Indeed, it is difficult to see how faith can be much strengthened in any other way. When we walk by faith, we walk, in a certain sense, in darkness. If it were perfectly light around us, we should not walk by faith, but by open vision. Faith is a light to the soul; but it is the very condition of its existence, that it shall have a dark place to shine in. It is faith which conducts us, but our journey is through shadows. And this illustrates the meaning of certain expressions frequently found in the experimental writings of Dionysius the Areopagite, and found also in other writers who hold similar views, such as the "night of faith," "the divine darkness," "the obscure night of faith," and the like.

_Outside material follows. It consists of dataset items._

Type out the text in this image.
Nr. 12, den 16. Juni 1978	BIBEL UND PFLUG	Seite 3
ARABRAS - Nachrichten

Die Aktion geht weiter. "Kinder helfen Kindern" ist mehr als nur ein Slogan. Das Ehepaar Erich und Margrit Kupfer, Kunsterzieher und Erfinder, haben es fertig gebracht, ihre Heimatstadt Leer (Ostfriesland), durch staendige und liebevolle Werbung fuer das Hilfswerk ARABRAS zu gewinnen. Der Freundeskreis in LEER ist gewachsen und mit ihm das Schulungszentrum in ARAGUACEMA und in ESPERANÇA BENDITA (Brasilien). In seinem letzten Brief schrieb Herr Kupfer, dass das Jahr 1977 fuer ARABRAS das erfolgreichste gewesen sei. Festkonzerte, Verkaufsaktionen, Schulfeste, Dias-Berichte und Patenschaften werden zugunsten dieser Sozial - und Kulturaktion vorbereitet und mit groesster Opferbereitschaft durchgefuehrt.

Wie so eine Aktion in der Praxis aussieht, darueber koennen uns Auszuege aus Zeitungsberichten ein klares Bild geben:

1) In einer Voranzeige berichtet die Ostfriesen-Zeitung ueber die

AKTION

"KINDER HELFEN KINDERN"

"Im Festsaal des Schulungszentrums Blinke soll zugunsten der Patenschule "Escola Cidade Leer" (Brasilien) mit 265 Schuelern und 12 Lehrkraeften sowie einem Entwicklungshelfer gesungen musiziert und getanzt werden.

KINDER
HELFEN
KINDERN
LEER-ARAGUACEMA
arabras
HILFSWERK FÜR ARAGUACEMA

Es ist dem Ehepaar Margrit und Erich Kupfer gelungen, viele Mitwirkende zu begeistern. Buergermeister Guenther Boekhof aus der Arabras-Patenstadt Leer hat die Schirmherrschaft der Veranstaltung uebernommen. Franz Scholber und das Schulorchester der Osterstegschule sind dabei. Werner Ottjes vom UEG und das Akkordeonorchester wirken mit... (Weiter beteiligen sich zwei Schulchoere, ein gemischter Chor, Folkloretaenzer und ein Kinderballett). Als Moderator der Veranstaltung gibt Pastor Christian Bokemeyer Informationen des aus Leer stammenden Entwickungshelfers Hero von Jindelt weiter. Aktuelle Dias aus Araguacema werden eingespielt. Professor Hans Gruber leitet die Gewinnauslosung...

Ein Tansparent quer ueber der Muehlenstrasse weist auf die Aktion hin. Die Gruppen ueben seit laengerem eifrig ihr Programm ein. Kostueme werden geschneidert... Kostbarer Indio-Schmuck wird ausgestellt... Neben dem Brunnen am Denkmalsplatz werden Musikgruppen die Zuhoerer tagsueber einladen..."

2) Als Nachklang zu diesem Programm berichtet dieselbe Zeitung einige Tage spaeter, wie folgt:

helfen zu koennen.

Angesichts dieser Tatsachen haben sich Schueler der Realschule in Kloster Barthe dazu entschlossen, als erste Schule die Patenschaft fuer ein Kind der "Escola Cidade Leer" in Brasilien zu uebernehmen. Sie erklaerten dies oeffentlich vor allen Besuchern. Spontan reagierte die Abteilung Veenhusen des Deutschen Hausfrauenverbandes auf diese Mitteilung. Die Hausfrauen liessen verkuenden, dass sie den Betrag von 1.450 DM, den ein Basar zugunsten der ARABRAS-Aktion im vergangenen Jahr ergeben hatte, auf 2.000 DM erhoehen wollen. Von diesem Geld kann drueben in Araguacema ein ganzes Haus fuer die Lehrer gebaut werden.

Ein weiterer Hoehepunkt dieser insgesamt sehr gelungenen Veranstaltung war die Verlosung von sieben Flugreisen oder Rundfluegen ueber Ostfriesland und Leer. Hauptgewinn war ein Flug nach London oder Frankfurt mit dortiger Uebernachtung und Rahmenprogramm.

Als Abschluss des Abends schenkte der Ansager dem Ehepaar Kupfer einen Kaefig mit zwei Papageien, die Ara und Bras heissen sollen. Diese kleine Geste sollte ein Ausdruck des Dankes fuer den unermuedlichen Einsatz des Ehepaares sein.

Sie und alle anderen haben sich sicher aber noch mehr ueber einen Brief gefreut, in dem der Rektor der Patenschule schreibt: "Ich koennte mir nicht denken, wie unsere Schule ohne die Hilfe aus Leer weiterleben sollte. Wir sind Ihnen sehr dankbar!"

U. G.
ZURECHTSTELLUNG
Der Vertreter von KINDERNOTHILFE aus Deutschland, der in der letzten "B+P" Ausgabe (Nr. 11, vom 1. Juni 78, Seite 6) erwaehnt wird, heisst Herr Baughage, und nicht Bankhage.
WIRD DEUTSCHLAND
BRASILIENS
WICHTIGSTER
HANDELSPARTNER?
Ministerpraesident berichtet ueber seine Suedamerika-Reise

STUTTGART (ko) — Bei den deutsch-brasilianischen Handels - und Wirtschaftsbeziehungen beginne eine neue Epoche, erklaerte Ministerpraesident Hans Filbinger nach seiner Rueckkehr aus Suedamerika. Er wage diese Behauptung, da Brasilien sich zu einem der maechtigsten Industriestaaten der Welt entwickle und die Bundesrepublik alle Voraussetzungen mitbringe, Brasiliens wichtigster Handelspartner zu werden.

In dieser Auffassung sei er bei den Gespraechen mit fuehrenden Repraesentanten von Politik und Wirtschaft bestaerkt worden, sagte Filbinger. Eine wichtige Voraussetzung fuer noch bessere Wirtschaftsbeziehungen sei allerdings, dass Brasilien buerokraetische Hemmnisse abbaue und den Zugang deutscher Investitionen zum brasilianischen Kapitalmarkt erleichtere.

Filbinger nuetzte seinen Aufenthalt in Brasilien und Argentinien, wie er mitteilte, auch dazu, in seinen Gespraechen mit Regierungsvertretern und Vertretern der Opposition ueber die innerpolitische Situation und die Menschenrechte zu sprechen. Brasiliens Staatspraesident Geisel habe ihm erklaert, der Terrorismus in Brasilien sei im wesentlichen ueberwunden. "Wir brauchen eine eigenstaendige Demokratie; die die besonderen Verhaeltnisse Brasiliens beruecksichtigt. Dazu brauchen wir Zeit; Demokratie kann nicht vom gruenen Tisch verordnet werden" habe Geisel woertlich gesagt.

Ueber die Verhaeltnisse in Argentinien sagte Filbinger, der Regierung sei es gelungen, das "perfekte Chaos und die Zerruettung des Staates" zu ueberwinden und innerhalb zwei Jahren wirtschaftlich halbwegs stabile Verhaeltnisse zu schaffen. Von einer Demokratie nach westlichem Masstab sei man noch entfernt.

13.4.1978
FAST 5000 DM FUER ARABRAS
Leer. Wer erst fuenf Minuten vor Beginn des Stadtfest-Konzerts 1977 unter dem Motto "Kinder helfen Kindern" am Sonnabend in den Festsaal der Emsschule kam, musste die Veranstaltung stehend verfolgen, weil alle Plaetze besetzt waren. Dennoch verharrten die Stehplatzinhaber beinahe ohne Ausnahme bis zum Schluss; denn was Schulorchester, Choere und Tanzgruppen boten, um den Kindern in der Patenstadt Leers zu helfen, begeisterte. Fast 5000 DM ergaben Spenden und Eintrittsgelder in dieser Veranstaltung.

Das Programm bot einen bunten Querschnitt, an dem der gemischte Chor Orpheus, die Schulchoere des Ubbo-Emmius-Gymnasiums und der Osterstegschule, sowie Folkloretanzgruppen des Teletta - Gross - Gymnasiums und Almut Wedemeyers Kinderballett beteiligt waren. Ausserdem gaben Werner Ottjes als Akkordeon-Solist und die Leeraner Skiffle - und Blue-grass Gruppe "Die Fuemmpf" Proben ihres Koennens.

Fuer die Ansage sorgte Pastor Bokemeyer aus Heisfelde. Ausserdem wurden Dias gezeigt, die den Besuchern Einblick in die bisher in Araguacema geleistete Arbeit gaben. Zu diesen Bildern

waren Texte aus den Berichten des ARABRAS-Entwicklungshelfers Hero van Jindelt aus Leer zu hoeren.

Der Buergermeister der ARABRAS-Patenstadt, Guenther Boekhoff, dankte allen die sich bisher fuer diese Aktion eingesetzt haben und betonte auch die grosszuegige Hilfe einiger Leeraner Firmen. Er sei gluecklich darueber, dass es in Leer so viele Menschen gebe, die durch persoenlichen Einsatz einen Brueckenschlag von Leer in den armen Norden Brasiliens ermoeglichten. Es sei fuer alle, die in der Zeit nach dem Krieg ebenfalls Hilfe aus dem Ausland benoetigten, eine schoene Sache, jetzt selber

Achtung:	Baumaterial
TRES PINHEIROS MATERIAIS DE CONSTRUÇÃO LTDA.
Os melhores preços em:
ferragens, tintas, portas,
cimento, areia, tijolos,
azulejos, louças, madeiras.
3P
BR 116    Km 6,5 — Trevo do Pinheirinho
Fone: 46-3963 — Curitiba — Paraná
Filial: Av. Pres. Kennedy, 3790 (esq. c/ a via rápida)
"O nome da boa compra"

It is hardly necessary to say, that darkness or night, in its application to the mind, is a figurative expression, and means trial or suffering, attended with ignorance of the issues and objects of that suffering. And, accordingly, these writers teach, in harmony with other experimental writers, that seasons of trial, leading to the exercise of faith, are exceedingly profitable. The biblical writers, whom they profess to follow, obviously teach the same. "Persecuted," says the apostle, "but not forsaken; cast down, but not destroyed. Always bearing about in the body the dying of the Lord Jesus, that the life also of Jesus might be made manifest in our body." And again, "Our light affliction, which is but for a moment, worketh for us a far more exceeding and eternal weight of glory." 2 Cor. 4:9, 10, 17.
— edited from A Treatise on Divine Union (1851) Part 5, Chapter 7.